Three is not much of a charm for two former Westar Energy Inc. executives. On Monday, a federal prosecutor said the pair will be tried for a third time on charges that they tried to loot the Topeka, Kansas utility, according to the Associated Press.
Former Chief Executive David Wittig will face one count of conspiracy and 14 counts of circumventing internal financial controls. Former Westar Chief Strategy Officer Douglas Lake will face the conspiracy charge and 13 circumventing counts identical to Wittig’s, according to the report. “The United States of America is ready to proceed to trial,” assistant U.S. attorney Richard Hathaway told U.S. District Judge Julie Robinson in court Monday, according to the AP.
Earlier this year, the tenth circuit court reversed the pair’s convictions for conducting “a far-reaching scheme to milk the company for all they could through a pattern of fraud and deceit.” In reversing their convictions, the court asserted that the prosecution in the case had “hung by a thin legal thread.”

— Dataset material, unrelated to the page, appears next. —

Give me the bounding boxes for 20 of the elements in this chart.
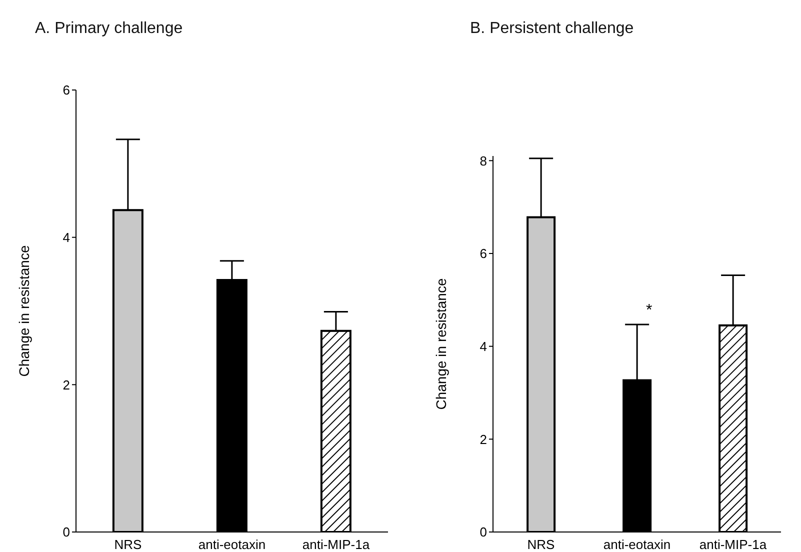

“Despite the scope of the alleged fraudulent scheme, all the counts of the indictment depended on proving the efforts of the defendants to conceal from the United States Securities and Exchange Commission (SEC) their personal use of corporate aircraft,” the court wrote. However, “the attempt to prove concealment was flawed,” concluded the court. The judge pointed out that government produced no evidence that the defendants failed to comply with SEC regulations governing the reporting of personal use of the aircraft. Furthermore, the judge said that the jury was never instructed regarding the SEC’s reporting requirements.
As a result, the court set aside the convictions on every count, adding that the most serious charges of wire fraud and money laundering could not be tried a third time. The pair’s first trial in 2004 ended in a hung jury, the AP noted.